Cinquenta anos
A escola que frequentei
como aluna e na qual, atualmente, sou professora, celebrou cinquenta anos de
existência, há uns dias. Nasceu no mesmo ano que eu e é dezoito dias mais velha…
Quando
a conheci, éramos ambas adolescentes, mas ela mais acabada do que eu, porque
deixava entrar água nalguns espaços, havia uma sala onde nasciam pequenos
cogumelos e era gélida e inóspita. Ainda assim, a escola era bem melhor do que
a preparatória, que era mais velha, ainda, e onde havia aulas ao sábado de
manhã, o que me deixava profundamente irritada.
Gostava mais do
liceu (como chamávamos à secundária) do que tinha gostado da preparatória. Era
maior e os miúdos não eram tão grunhos. Não havia um senhor Ferreira com um
molho gigantesco de chaves na mão a distribuir mosquetes a torto e a direito
sobre as cabeças dos petizes encurralados num pátio, enquanto aguardavam pelos
autocarros. « Eiriz, Sanfins da pacense ! » - gritava o senhor Ferreira
a plenos pulmões. A catraiada desse autocarro furava e corria desabrida no
corredor estreito de acesso à rua, guardado pelo funcionário. De cada vez que
vinha ao portão espreitar os autocarros que já tinham chegado, havia sempre meia-dúzia
de atrevidos que avançavam as correntes a servir de gradeamento e se
infiltravam no corredor, atrás do funcionário, que nos queria a todos do outro
lado do perímetro. Era nessa altura que ele se virava, irritadíssimo, com a sua
mão defeituosa, e distribuía cacetadas com o molho de chaves. Ocorre-me, agora,
que ele deveria ser o guardião de todas as chaves da escola ! Eu… Sempre
atenta e com receio de que alguma vergastada me pudesse acertar inadvertida e
injustamente. Lá aguardava, pacientemente, a suportar os encontrões até ouvir : Ferreira e
Vilela, Albano Esteves !… Tudo aquilo me lembrava dos touros prestes a
entrar na arena e eu nunca fui fã de touradas…
A chegada à
secundária, libertou-me da bruteza e até já era crescida o suficiente para
poder vir para o pátio do Star, o café, aguardar a chegada do autocarro, na paz
do Senhor. Não guardo recordações extraordinárias desse tempo. Na verdade, a adolescência é uma fase difícil
e sei que era bem mais feliz a correr os montes, até Ferreiró Fundo, junto ao
rio Ferreira, próximo do atual bosque das Quintãs que, na época, era ladeado
por lameiros cultivados ou a explorar os castelos de madeira encastrada ou a
jogar ao trinta um com a ganapada da aldeia. Uma infância feliz, num meio mais
rural, ainda, do que era a pequena cidade de Paços.

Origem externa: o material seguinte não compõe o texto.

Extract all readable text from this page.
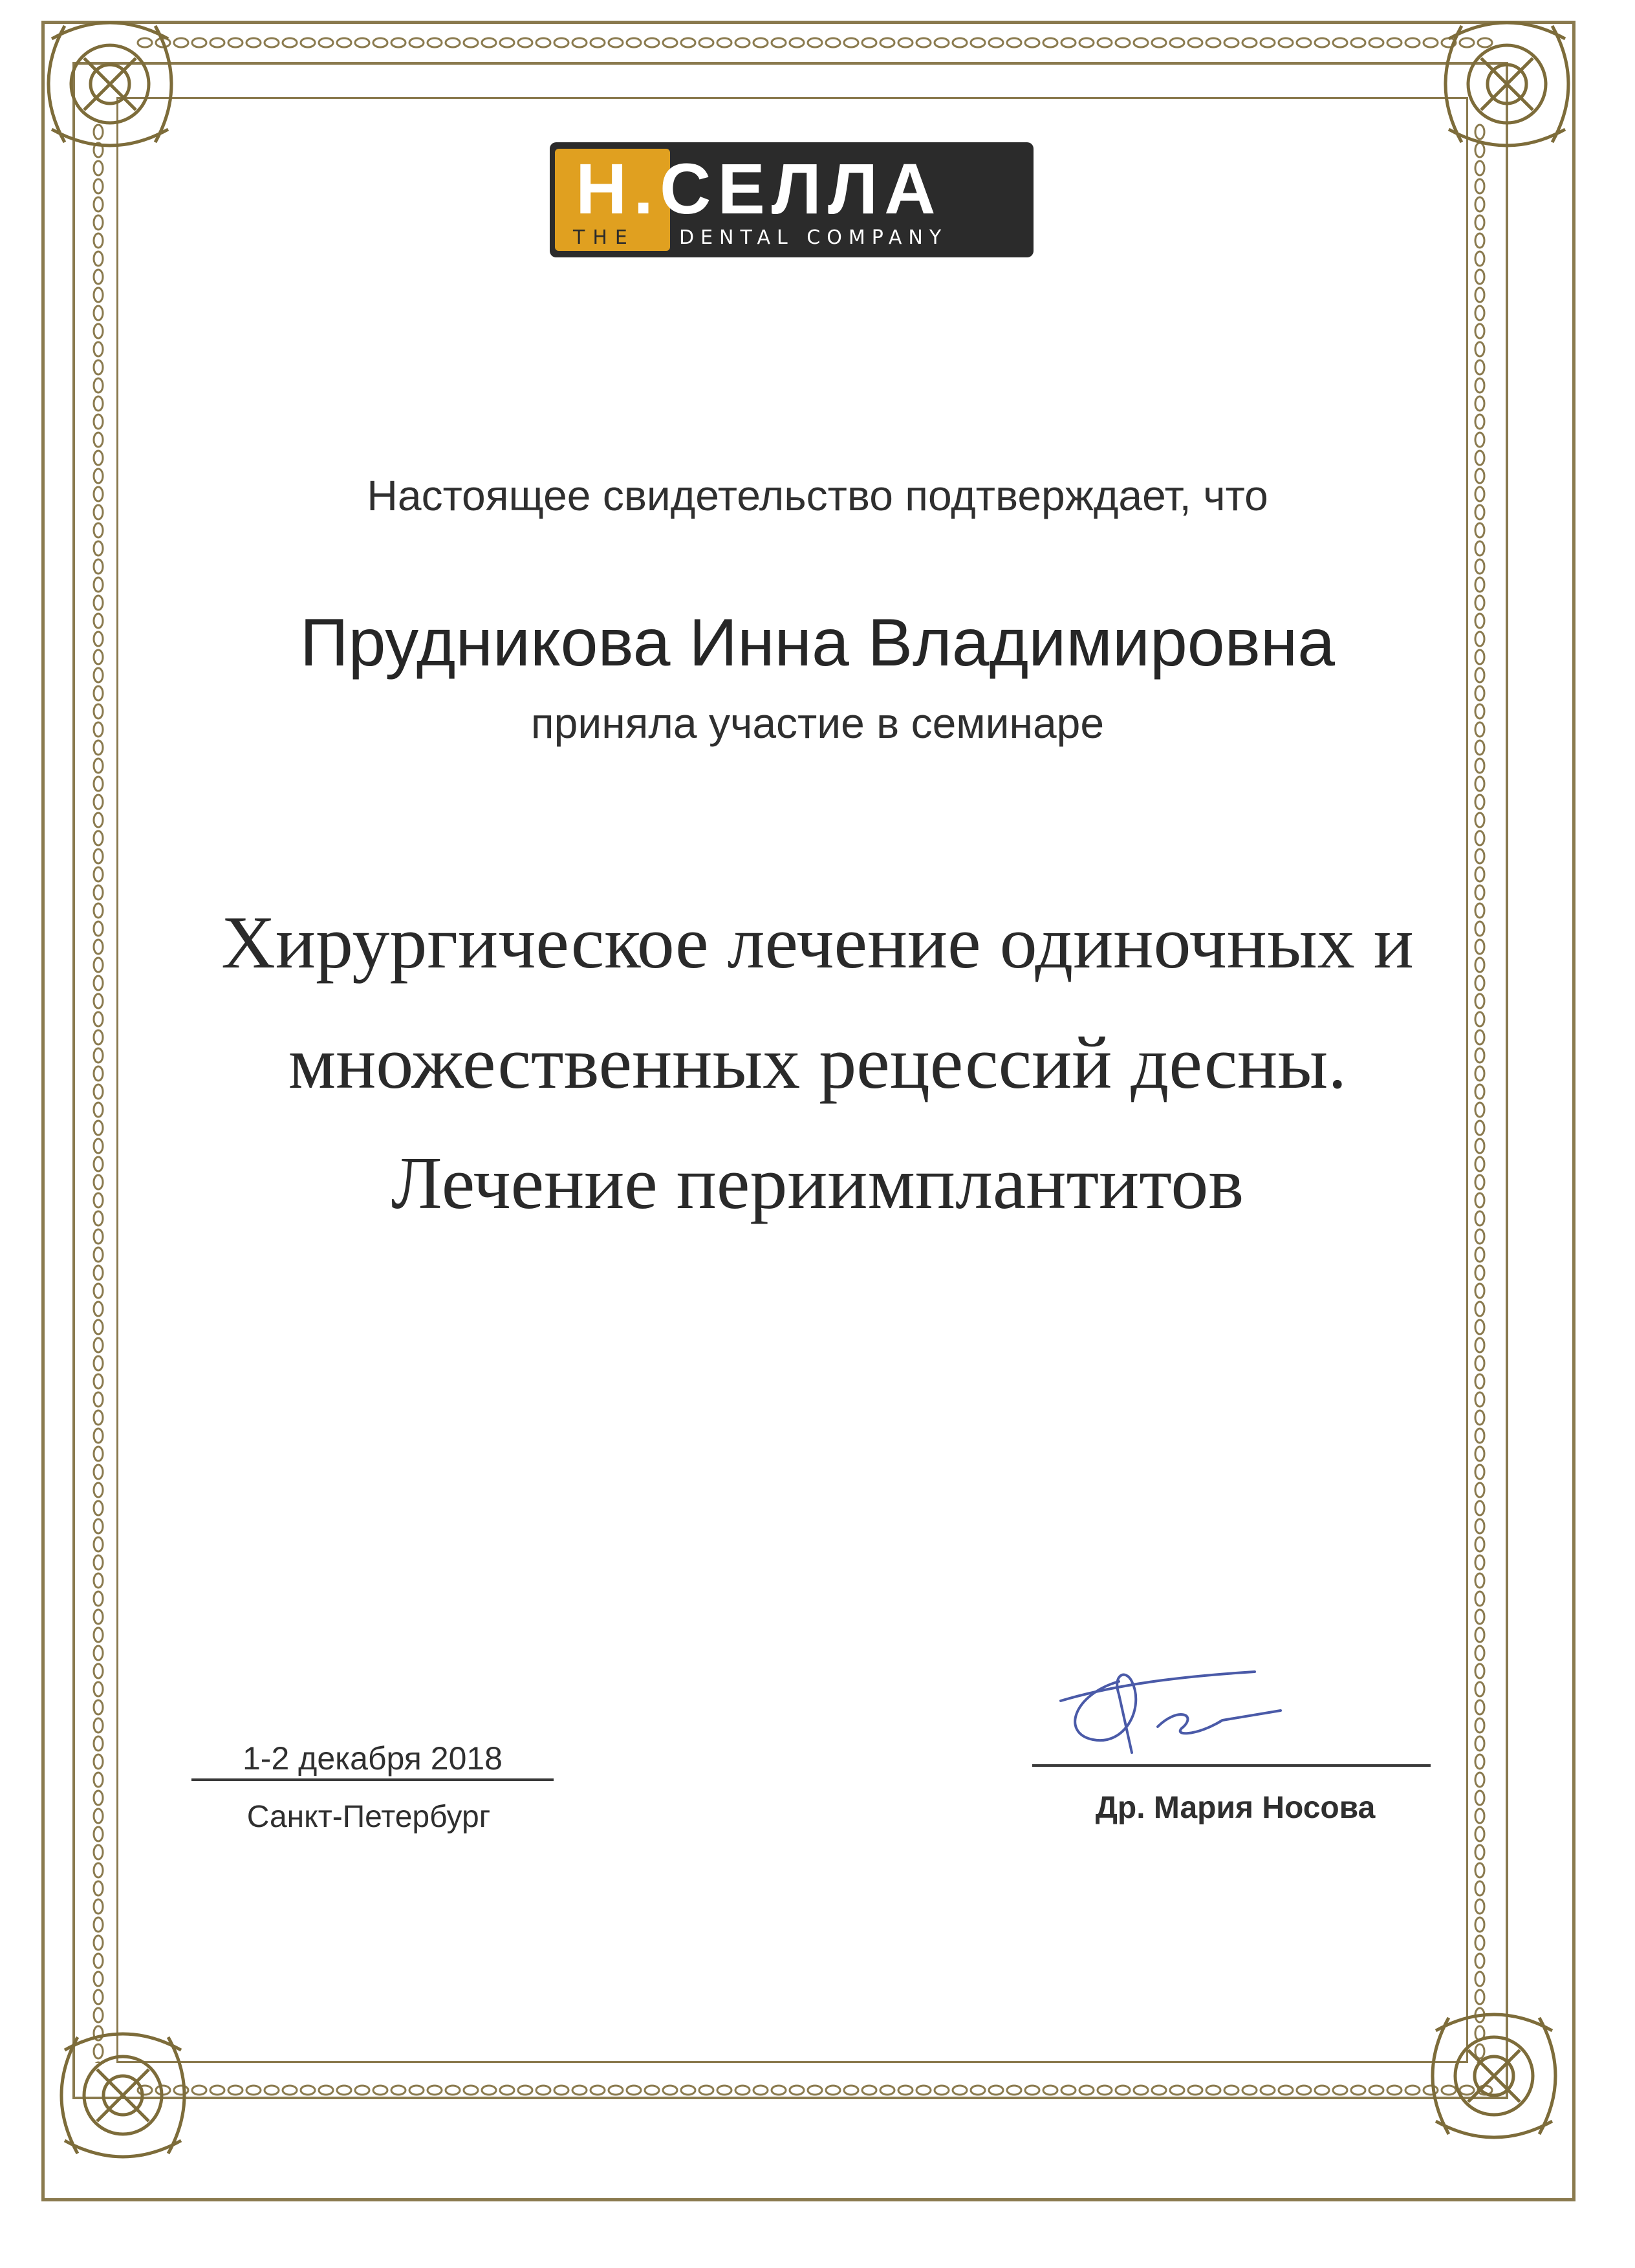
H.СЕЛЛА
THE DENTAL COMPANY
Настоящее свидетельство подтверждает, что
Прудникова Инна Владимировна
приняла участие в семинаре
Хирургическое лечение одиночных и
множественных рецессий десны.
Лечение периимплантитов
1-2 декабря 2018
Санкт-Петербург	Др. Мария Носова
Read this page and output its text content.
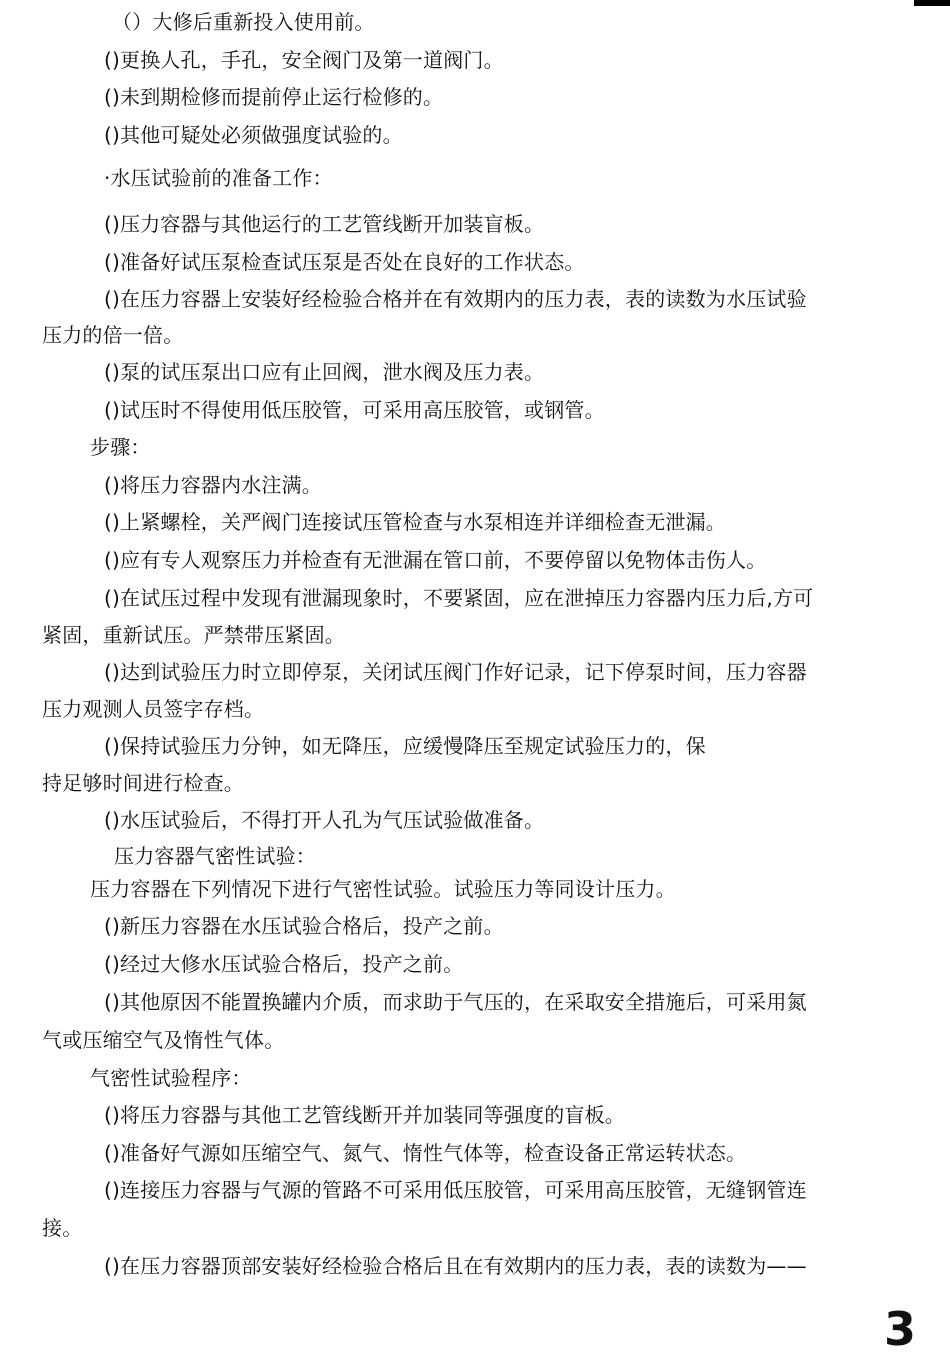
（）大修后重新投入使用前。
()更换人孔，手孔，安全阀门及第一道阀门。
()未到期检修而提前停止运行检修的。
()其他可疑处必须做强度试验的。
·水压试验前的准备工作：
()压力容器与其他运行的工艺管线断开加装盲板。
()准备好试压泵检查试压泵是否处在良好的工作状态。
()在压力容器上安装好经检验合格并在有效期内的压力表，表的读数为水压试验
压力的倍一倍。
()泵的试压泵出口应有止回阀，泄水阀及压力表。
()试压时不得使用低压胶管，可采用高压胶管，或钢管。
步骤：
()将压力容器内水注满。
()上紧螺栓，关严阀门连接试压管检查与水泵相连并详细检查无泄漏。
()应有专人观察压力并检查有无泄漏在管口前，不要停留以免物体击伤人。
()在试压过程中发现有泄漏现象时，不要紧固，应在泄掉压力容器内压力后,方可
紧固，重新试压。严禁带压紧固。
()达到试验压力时立即停泵，关闭试压阀门作好记录，记下停泵时间，压力容器
压力观测人员签字存档。
()保持试验压力分钟，如无降压，应缓慢降压至规定试验压力的，保
持足够时间进行检查。
()水压试验后，不得打开人孔为气压试验做准备。
压力容器气密性试验：
压力容器在下列情况下进行气密性试验。试验压力等同设计压力。
()新压力容器在水压试验合格后，投产之前。
()经过大修水压试验合格后，投产之前。
()其他原因不能置换罐内介质，而求助于气压的，在采取安全措施后，可采用氮
气或压缩空气及惰性气体。
气密性试验程序：
()将压力容器与其他工艺管线断开并加装同等强度的盲板。
()准备好气源如压缩空气、氮气、惰性气体等，检查设备正常运转状态。
()连接压力容器与气源的管路不可采用低压胶管，可采用高压胶管，无缝钢管连
接。
()在压力容器顶部安装好经检验合格后且在有效期内的压力表，表的读数为——
3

Naquela época, a escolaridade
obrigatória era apenas o sexto ano, o que implicava a seleção de miúdos mais
cedo, um ambiente mais ordeiro, cívico e respirável. Havia a D. Carminda, o
senhor Abel, a D. Conceição e o senhor Nuno, um funcionário mais novo, que gostava
de meter conversa com a ganapada e que brincava connosco. Havia ralhetes, mas
não havia mosquetada e era muito mais tranquilo. Também não havia aulas ao
sábado, o que era um prazer !
Na segunda metade
do século XX , a escolaridade obrigatória era apenas o sexto ano. Comecei a
trabalhar e esta regra ainda se mantinha. Depois, passou a ser o nono até
chegar ao atual décimo segundo ano. Em 1991, apenas 30% da população terminava
o secundário, na região do Tâmega e Sousa. Em 2023, 98,3% terminou a
escolaridade obrigatória. O abandono escolar foi drasticamente reduzido, através
de políticas de inclusão social e de apoios para famílias mais carenciadas. Foi
feito um esforço tremendo pelo país, pela escola e também pelas autarquias para
chegarmos até aqui. O ensino profissional permitiu reduzir o abandono escolar e
é imperioso que nele se continue a apostar, melhorando-o, até porque os estudos
comprovam que os países europeus mais desenvolvidos economicamente, apresentam
um ensino profissional forte. A Criação dos CTESP segue esta política de
investimento na educação. Portanto, não são legítimos os discursos apocalíticos
sobre a educação. Muito tem sido feito e muito continua por fazer. Nem tudo
está péssimo e nem tudo está ótimo. É preciso continuar a caminhada. Neste
percurso, gostaria que os jovens compreendessem a importância da escola, mesmo
que esses tempos possam não ser os mais felizes. Na escola, crescemos ; na
escola, nos educamos ; na escola, adquirimos competências para a vida ;
na escola, criamos laços e afetos. A minha vida foi e continua a ser feita na
escola, que me tem trazido tanto : alegrias e dores, prazeres e cansaços,
afetos e indiferenças, enfim… Tudo aquilo de que uma vida se compõe !
Agradeço à ESPF a
minha formação de base, à UTAD, a minha formação e os anos de alegria, vividos
junto dos melhores amigos que se poderia desejar e onde fui, ingenuamente,
feliz. Agradeço a todas as escolas por onde passei (são muitas, cerca de
dezasseis), porque em todas elas aprendi.
Parabéns, ESPF !
Venham lá outros cinquenta, mas que, entretanto, algures pelo caminho, eu me
possa reformar !
Nina M.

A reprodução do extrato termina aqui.